Selling at the top end of its price range would have seen PICC, China’s fourth-largest insurer, raise up to US$3.6 billion.
Analysts said there was nothing to cheer despite PICC’s positive debut.
“I don’t think it’s a surprise,” investment bank Core Pacific-Yamaichi research manager Olive Xia (夏平) said. “The IPO price is relatively low and it was priced at the low end of the [HK$3.42 to HK$4.03] price range so there are already upside potentials for the share price to rise after its debut.”
The Shanghai-based analyst said the latest share sale is also unlikely to see the return of the once red-hot IPO market in Hong Kong, which was the world’s biggest destination for new listings in the past three years.
“Major fundraising will be relatively low compared to previous years.

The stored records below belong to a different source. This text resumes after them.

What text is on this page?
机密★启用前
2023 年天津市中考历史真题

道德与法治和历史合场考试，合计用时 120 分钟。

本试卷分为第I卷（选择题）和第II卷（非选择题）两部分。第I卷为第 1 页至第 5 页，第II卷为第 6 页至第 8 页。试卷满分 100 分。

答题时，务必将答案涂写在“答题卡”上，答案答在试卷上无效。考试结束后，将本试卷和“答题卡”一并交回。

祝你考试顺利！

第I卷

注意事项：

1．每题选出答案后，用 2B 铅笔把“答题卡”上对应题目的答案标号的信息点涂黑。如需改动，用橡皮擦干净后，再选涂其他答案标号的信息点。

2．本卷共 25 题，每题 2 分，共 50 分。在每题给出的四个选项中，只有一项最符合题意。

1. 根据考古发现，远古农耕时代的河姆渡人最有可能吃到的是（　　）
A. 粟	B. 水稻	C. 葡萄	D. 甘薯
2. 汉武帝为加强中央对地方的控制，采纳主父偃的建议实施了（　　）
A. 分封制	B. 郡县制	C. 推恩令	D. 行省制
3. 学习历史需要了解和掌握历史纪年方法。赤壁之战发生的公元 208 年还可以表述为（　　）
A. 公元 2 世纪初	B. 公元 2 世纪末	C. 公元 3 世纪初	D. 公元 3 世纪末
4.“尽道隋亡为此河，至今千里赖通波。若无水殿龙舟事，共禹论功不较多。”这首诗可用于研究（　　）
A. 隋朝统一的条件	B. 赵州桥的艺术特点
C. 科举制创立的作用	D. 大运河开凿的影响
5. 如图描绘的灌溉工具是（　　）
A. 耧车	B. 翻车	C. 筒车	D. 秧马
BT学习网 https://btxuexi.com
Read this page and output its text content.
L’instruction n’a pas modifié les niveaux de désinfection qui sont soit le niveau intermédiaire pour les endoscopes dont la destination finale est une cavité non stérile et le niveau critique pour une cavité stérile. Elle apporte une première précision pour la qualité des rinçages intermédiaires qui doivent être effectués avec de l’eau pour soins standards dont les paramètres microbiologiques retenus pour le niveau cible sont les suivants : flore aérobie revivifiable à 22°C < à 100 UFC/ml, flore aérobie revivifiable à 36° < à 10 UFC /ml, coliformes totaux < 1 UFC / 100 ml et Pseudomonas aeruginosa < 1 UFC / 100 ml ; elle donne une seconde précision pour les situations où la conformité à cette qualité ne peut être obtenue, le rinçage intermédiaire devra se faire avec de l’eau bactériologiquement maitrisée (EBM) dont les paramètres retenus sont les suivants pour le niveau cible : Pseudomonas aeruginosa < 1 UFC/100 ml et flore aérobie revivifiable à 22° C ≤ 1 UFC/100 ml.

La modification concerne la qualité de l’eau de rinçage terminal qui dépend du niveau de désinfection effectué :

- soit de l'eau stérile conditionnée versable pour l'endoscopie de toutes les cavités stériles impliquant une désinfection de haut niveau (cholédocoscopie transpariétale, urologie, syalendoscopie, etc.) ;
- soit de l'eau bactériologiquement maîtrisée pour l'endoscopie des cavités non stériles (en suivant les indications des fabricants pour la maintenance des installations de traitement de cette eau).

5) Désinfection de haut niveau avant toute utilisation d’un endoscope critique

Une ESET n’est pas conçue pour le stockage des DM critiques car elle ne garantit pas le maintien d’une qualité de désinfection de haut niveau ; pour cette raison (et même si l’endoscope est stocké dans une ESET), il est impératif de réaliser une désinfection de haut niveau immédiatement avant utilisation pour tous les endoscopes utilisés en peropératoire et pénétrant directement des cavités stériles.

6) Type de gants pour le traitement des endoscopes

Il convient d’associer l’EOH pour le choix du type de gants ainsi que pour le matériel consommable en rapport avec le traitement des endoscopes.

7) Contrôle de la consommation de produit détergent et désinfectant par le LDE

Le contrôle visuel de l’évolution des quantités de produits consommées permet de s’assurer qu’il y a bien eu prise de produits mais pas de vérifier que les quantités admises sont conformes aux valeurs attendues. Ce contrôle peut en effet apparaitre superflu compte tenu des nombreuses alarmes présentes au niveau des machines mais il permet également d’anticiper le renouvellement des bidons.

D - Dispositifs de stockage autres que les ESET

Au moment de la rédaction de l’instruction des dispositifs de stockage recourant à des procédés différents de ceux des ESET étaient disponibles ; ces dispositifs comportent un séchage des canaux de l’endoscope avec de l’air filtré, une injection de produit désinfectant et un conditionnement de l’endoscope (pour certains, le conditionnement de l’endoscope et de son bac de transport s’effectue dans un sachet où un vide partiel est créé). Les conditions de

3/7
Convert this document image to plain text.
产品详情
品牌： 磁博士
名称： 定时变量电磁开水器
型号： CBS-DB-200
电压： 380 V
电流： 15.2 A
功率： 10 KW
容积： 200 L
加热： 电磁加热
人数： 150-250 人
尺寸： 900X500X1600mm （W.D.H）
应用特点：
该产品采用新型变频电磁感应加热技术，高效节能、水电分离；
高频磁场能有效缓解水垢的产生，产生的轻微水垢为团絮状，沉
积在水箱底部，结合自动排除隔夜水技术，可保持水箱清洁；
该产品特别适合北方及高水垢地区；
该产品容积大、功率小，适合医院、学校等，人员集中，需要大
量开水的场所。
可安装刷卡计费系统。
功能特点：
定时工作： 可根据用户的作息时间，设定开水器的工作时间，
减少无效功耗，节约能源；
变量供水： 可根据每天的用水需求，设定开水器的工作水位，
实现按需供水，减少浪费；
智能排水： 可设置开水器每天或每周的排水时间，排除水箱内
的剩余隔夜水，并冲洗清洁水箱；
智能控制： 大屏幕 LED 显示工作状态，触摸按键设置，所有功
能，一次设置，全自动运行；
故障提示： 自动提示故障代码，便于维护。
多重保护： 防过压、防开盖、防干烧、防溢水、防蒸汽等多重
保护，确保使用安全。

But there are opportunities for companies in China still because the economy is still undergoing micro-restructuring, so companies in booming industry [would want] to raise fund in the Hong Kong market,” Xia said.
Figures show Hong Kong has only raised about US$10.16 billion from new listings so far this year, a plunge of 66 percent from the same period last year, according to data provider Dealogic, which tracks IPOs in major markets.
This placed the Hong Kong bourse as the fourth-largest IPO market this year, after New York, Nasdaq and the Tokyo stock exchanges, Dealogic data showed.
PICC has secured 17 so-called cornerstone investors ahead of its listing and has committed to investing a total of US$1.82 billion.
These include the US-based insurance giant American International Group and China Life Insurance (中國人壽), China’s biggest life insurer by premiums.
Cornerstone investors are given the option to buy vast portions of stock in an IPO if they agree to hold the shares for a certain amount of time.
Founded in 1949, PICC was the first nationwide insurance company in China, which today has 130 million individual insurance customers and about 2.4 million institutional clients.